Deep intelligence Comprehensive Cancer Care 1.1 (Di3C1.1)

Nabil Adam (PI), Robert Wieder (Co-PI), Sita Kapoor (Co-PI), and Tarek Adam (Co-PI)


Most deaths from cancer occur in patients with recurrent or metastatic disease. Treatment guidelines and clinical practice decisions for stage IV cancers vary considerably and are often not based on level 1 evidence obtained from randomized clinical trials. Instead, treatment decisions in the very large spectrum of stage IV clinical scenarios are often based on lower tiers of evidence and depend on physicians’ experiences, preferences, and biases. This is exacerbated by an ever-growing number and complexity of treatment options as first, second, or third-line therapy. Practically, the effects of prior therapy, disease, and comorbid conditions all affect treatment decisions and response to therapy. This underscores an urgent need for longitudinal strategies that advise treatment decisions and timing while considering patient characteristics, medical history, and patient preferences. Ideally, an optimal treatment recommendation will be evidence-driven, not be subject to inherent biases, and be clear. These considerations challenge us to develop approaches to generate high-quality, real-world evidence to guide the treatment of cancer patients. One such approach, machine learning/artificial intelligence (ML/AI), has been considered a potentially useful tool to generate treatment guidelines for therapy. Opportunities for its application have materialized through the emergence of electronic health records (EHRs), which provide a wealth of information on a patient’s medical history, complications, laboratory results, and medication usage. We propose to demonstrate that ML/AI in the setting of stage IV cancer can generate a new level of evidence, level 1.1, derived from real-world data (RWD), to provide prognostic and adverse events predictions in limitless scenarios. It will have a level of credibility second only to randomized clinical trials, provide high-level evidence when clinical trials evidence is lacking and complement clinical trials-derived evidence where available. Our aims are: 

  • Aim 1. Design ML/AI models to identify longitudinal scenario-specific outcomes in cancer patients. We will develop a set of novel ML/AI models that: 1) take into account the longitudinal nature of EHRs and their representation as a sequence of clinical events with irregular time gaps between events; 2) capture generalizable relationships, changes in interrelationships over time in a patient’s treatment and conditions; and 3) are free of biases about patient populations, treatment planning, and geographical location resulting from single-institution data for model validation and testing. 
  • Aim 2. Apply ML/AI models to generate scenario-specific treatment guidelines in stage IV cancer. We will develop, train, validate, and test our models using RWD ((Real World Data, including both structured and unstructured EHR data) from multiple hospitals, healthcare facilities, and office-based physicians. We will demonstrate the feasibility of integrating these models with associated tools and interfaces into a clinical practice system to generate scenario-specific guidelines for use by cancer researchers and clinicians. Our future research plan is to build on the results of this work and develop it into an industrial-strength clinical practice system.
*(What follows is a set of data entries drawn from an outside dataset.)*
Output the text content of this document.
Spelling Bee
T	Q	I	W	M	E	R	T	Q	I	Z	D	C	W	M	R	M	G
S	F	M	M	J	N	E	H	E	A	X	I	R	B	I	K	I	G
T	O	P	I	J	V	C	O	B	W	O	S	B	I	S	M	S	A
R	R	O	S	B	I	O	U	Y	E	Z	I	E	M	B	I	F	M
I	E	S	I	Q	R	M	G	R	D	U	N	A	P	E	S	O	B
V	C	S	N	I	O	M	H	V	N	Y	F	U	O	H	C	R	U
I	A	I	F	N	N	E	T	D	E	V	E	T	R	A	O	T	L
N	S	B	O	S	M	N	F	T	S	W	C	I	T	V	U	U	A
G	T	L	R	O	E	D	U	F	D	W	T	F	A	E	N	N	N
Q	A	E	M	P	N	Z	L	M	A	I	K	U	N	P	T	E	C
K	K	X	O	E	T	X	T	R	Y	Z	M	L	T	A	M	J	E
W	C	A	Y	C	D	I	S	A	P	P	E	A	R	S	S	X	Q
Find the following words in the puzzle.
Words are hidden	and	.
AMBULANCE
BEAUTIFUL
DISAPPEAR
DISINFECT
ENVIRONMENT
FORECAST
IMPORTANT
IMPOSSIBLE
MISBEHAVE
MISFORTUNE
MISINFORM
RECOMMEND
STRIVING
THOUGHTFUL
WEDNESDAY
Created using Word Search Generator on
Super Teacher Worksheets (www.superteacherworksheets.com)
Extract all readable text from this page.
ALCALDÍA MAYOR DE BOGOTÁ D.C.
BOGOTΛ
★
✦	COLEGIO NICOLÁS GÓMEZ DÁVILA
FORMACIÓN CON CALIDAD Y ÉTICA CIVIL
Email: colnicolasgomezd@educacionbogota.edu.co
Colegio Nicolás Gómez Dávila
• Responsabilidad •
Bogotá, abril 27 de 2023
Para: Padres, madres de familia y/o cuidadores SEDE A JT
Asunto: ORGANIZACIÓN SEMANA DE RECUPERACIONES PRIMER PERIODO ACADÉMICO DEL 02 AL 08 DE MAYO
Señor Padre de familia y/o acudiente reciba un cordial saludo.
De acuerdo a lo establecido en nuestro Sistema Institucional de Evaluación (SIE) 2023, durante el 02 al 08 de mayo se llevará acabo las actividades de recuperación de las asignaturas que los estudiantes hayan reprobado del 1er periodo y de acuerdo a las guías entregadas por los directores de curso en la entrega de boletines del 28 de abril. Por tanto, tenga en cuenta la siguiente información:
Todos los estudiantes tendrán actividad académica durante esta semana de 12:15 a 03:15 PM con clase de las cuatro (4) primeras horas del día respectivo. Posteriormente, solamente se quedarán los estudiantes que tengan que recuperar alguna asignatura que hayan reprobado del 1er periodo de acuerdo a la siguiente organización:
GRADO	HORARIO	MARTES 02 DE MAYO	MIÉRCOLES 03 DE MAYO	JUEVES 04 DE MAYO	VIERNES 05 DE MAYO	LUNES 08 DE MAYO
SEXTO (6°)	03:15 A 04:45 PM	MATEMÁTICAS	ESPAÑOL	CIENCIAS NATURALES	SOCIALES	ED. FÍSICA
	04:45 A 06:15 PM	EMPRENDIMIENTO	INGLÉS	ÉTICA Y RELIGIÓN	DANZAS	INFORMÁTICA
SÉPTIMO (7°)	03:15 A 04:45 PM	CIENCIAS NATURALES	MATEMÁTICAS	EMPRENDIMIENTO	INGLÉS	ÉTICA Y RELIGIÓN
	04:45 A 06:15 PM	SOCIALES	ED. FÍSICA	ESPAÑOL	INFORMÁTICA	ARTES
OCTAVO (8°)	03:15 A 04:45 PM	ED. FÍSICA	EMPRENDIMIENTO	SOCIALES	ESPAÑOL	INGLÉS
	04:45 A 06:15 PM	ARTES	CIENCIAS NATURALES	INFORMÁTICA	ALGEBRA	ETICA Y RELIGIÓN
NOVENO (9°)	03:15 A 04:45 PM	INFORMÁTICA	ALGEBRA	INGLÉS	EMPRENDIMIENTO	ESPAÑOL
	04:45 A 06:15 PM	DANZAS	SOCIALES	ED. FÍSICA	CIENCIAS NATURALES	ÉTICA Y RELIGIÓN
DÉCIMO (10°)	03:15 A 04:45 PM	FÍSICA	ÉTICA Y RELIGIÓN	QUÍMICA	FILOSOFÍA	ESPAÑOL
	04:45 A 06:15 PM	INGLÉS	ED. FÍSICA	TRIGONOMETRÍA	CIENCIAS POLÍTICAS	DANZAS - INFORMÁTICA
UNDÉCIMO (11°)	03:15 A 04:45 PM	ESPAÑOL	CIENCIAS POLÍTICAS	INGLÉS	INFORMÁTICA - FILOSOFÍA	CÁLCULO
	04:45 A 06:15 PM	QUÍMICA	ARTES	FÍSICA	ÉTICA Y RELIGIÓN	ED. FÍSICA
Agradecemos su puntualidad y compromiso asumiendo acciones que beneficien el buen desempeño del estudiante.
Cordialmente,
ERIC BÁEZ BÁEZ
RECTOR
* For more information on the National Cancer Institute (NCI) SEER data from the Surveillance, Epidemiology, and End Results Program visit https://seer.cancer.gov/ 

Robert Wieder is an Attending Physician at Rutgers Cancer Institute of New Jersey at University Hospital and Provost of Rutgers Biomedical and Health Sciences Newark.

Nabil Adam is a Distinguished Professor of Medicine and Computer & Information Systems and specializes in cybersecurity, machine learning, healthcare technology, and clinical/healthcare informatics at Rutgers University. Nabil is also the Co-founder & CEO of Phalcon, LLC. He has served as the Vice-Chancellor for Research & Collaborations at Rutgers University.